Radiation Detectors: Geiger Counters, Cloud Chambers, and More
Radiation Detectors: A Detailed Look
Geiger Counter
A Geiger counter consists of a central wire inside a hollow metal cylinder filled with gas at low pressure. An electrical voltage is applied between the cylinder and the wire, making the wire more positive than the cylinder. When radiation enters the tube and ionizes an atom in the gas, the released electron is attracted towards the positively charged central wire.
As the electrons accelerate toward the wire, they collide with other atoms, releasing more electrons. This process creates a cascade of electrons moving toward the wire, causing a short pulse of electrical current. This pulse activates a timer device connected to the tube. When amplified, this current pulse produces the characteristic “crack” associated with radiation counters.
Cloud Chamber
A cloud chamber reveals the visible path of ionizing radiation as traces of fog. It comprises a glass cylindrical chamber, sealed at the top by a glass window and at the bottom by a mobile piston. The chamber can be saturated with water vapor or alcohol by adjusting the piston.
A radioactive sample is placed inside the chamber. When radiation passes through the chamber, ions are produced along its trajectory. If the saturated air in the chamber is cooled rapidly by moving the piston, tiny droplets of moisture condense on these ions, forming visible steam trails that indicate the radiation’s path. These are analogous to the contrails formed by ice crystals in the sky behind jets.
Bubble Chamber
The particle tracks in a bubble chamber are formed by tiny gas bubbles in liquid hydrogen. The liquid hydrogen is heated under pressure inside a glass and stainless steel chamber to a temperature just below its boiling point.
If the chamber pressure is suddenly lowered in the brief moment after a particle passes through, it produces a thin trail of bubbles along the particle’s trajectory. Before the liquid erupts and boils, pictures are taken of the particle’s short track. Placing the bubble chamber in a magnetic field allows for the determination of the charge and mass of the particles.
Spark Chamber
A spark chamber is a counter consisting of a set of closely spaced parallel plates. Every third plate is grounded, while the intermediate plates are maintained at a high voltage (approximately 10 kV). As charged particles pass through the chamber, ions are produced in the gas between the plates.

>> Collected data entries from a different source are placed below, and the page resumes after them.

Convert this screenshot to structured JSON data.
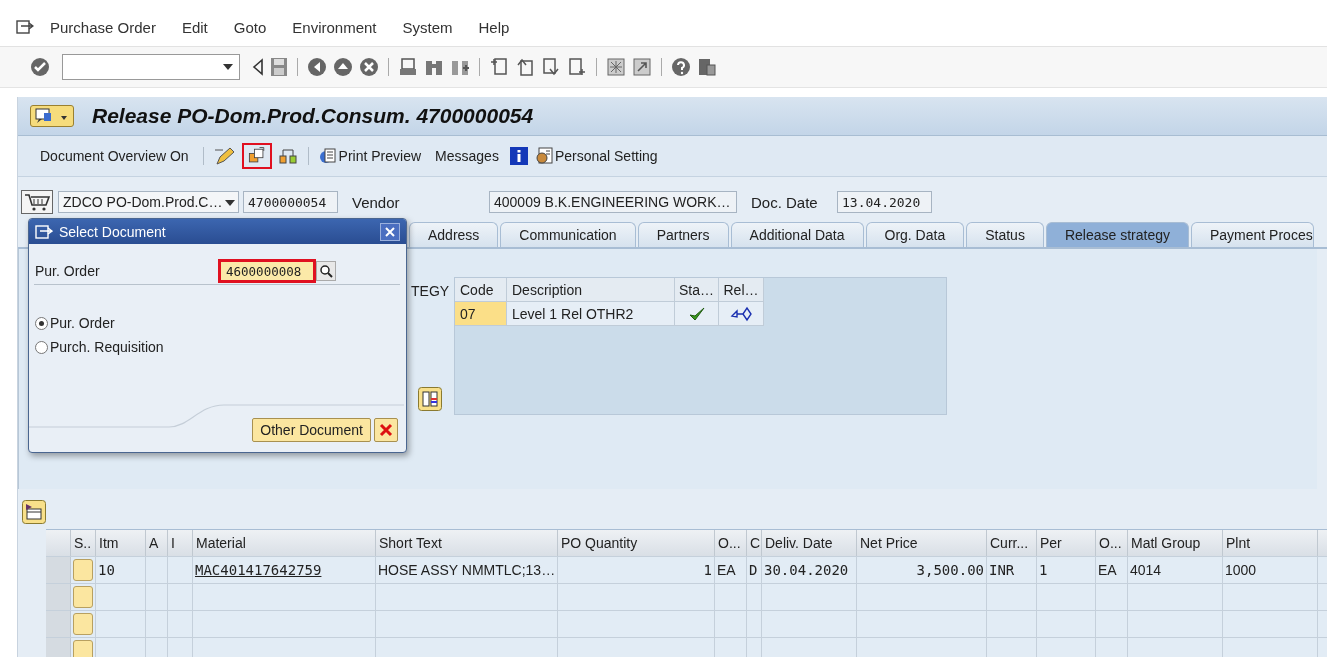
{
  "menu_bar": [
    {
      "label": "Purchase Order"
    },
    {
      "label": "Edit"
    },
    {
      "label": "Goto"
    },
    {
      "label": "Environment"
    },
    {
      "label": "System"
    },
    {
      "label": "Help"
    }
  ],
  "title": "Release PO-Dom.Prod.Consum. 4700000054",
  "app_toolbar": {
    "overview": "Document Overview On",
    "print_preview": "Print Preview",
    "messages": "Messages",
    "personal_setting": "Personal Setting",
    "switch_highlighted": true
  },
  "header": {
    "doc_type": "ZDCO PO-Dom.Prod.C…",
    "doc_number": "4700000054",
    "vendor_label": "Vendor",
    "vendor": "400009 B.K.ENGINEERING WORK…",
    "doc_date_label": "Doc. Date",
    "doc_date": "13.04.2020"
  },
  "tabs": [
    {
      "label": "Address",
      "selected": false
    },
    {
      "label": "Communication",
      "selected": false
    },
    {
      "label": "Partners",
      "selected": false
    },
    {
      "label": "Additional Data",
      "selected": false
    },
    {
      "label": "Org. Data",
      "selected": false
    },
    {
      "label": "Status",
      "selected": false
    },
    {
      "label": "Release strategy",
      "selected": true
    },
    {
      "label": "Payment Proces",
      "selected": false
    }
  ],
  "release_strategy": {
    "label": "TEGY",
    "columns": [
      "Code",
      "Description",
      "Sta…",
      "Rel…"
    ],
    "rows": [
      {
        "code": "07",
        "description": "Level 1 Rel OTHR2",
        "released": true
      }
    ]
  },
  "items": {
    "columns": [
      "S..",
      "Itm",
      "A",
      "I",
      "Material",
      "Short Text",
      "PO Quantity",
      "O...",
      "C",
      "Deliv. Date",
      "Net Price",
      "Curr...",
      "Per",
      "O...",
      "Matl Group",
      "Plnt"
    ],
    "rows": [
      {
        "cells": [
          "",
          "10",
          "",
          "",
          "MAC401417642759",
          "HOSE ASSY NMMTLC;13…",
          "1",
          "EA",
          "D",
          "30.04.2020",
          "3,500.00",
          "INR",
          "1",
          "EA",
          "4014",
          "1000"
        ]
      }
    ]
  },
  "dialog": {
    "title": "Select Document",
    "field_label": "Pur. Order",
    "field_value": "4600000008",
    "field_highlighted": true,
    "options": [
      {
        "label": "Pur. Order",
        "selected": true
      },
      {
        "label": "Purch. Requisition",
        "selected": false
      }
    ],
    "button": "Other Document"
  }
}
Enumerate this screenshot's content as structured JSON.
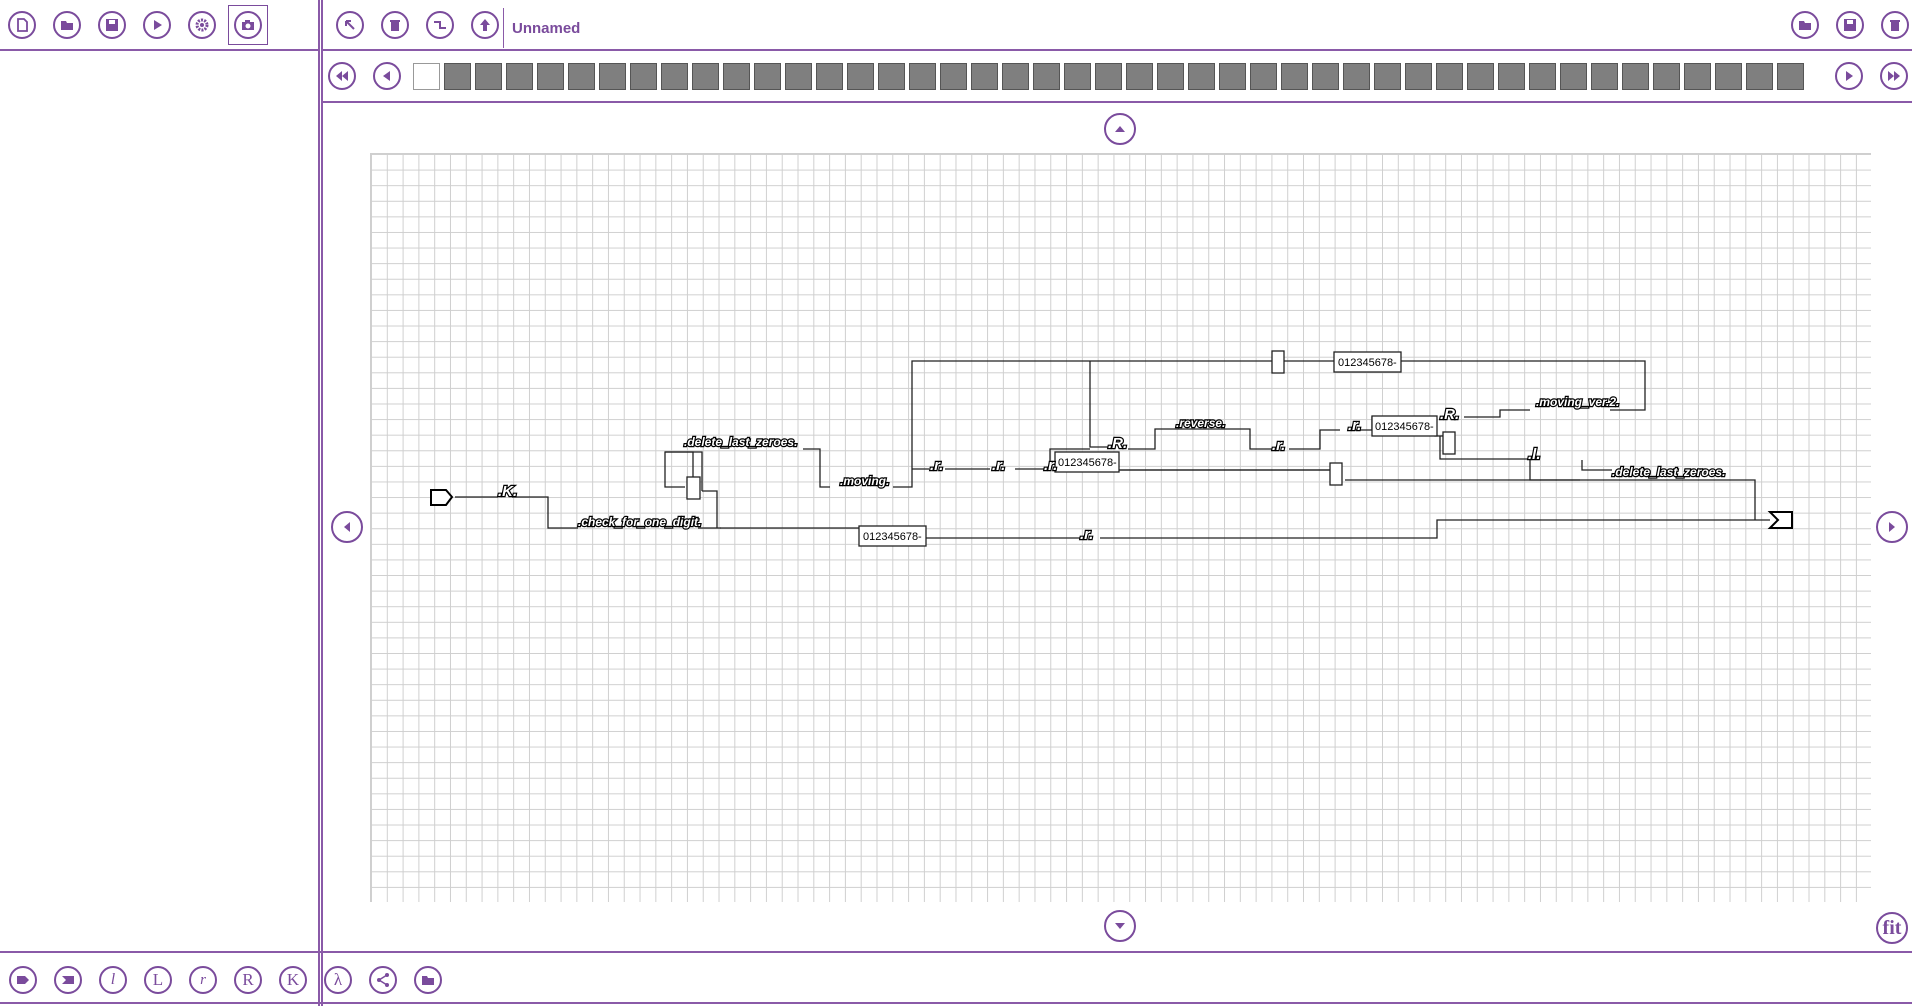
{
  "app": {
    "title": "Unnamed"
  },
  "left_toolbar": [
    {
      "name": "new-file-icon",
      "label": ""
    },
    {
      "name": "open-folder-icon",
      "label": ""
    },
    {
      "name": "save-icon",
      "label": ""
    },
    {
      "name": "run-play-icon",
      "label": ""
    },
    {
      "name": "settings-gear-icon",
      "label": ""
    },
    {
      "name": "camera-icon",
      "label": ""
    }
  ],
  "main_toolbar": [
    {
      "name": "select-arrow-icon"
    },
    {
      "name": "trash-icon"
    },
    {
      "name": "wire-route-icon"
    },
    {
      "name": "upload-icon"
    }
  ],
  "right_toolbar": [
    {
      "name": "open-folder-icon"
    },
    {
      "name": "save-icon"
    },
    {
      "name": "trash-icon"
    }
  ],
  "tabs": {
    "count": 45,
    "active_index": 0
  },
  "canvas": {
    "labels": [
      ".delete_last_zeroes.",
      ".moving.",
      ".check_for_one_digit.",
      ".K.",
      ".r.",
      ".r.",
      ".r.",
      ".R.",
      ".reverse.",
      ".r.",
      ".r.",
      ".R.",
      ".moving_ver.2.",
      ".l.",
      ".delete_last_zeroes.",
      ".r."
    ],
    "boxes": [
      "012345678-",
      "012345678-",
      "012345678-",
      "012345678-"
    ]
  },
  "bottom_toolbar": [
    {
      "name": "start-node-icon",
      "glyph": ""
    },
    {
      "name": "end-node-icon",
      "glyph": ""
    },
    {
      "name": "script-l-icon",
      "glyph": "l"
    },
    {
      "name": "move-left-L-icon",
      "glyph": "L"
    },
    {
      "name": "rewind-r-icon",
      "glyph": "r"
    },
    {
      "name": "move-right-R-icon",
      "glyph": "R"
    },
    {
      "name": "K-icon",
      "glyph": "K"
    },
    {
      "name": "lambda-icon",
      "glyph": "λ"
    },
    {
      "name": "share-icon",
      "glyph": ""
    },
    {
      "name": "folder-icon",
      "glyph": ""
    }
  ],
  "fit_label": "fit"
}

The discharge along the path of the ions creates a visible spark between pairs of plates. A series of sparks indicates the particle’s trajectory. A variation of this design is the streamer chamber, which consists of only two plates separated by a larger distance. The electric shock in the streamer chamber tracks the trajectory of charged particles.
Scintillation Counter
A scintillation counter relies on the principle that certain substances are easily excited and emit light when charged particles or gamma rays pass through them. These tiny flashes of light, or scintillations, are converted into electrical signals by special photomultiplier tubes.
A scintillation counter is much more sensitive to gamma rays than a Geiger counter and can measure the energy of the charged particles or gamma rays absorbed in the detector.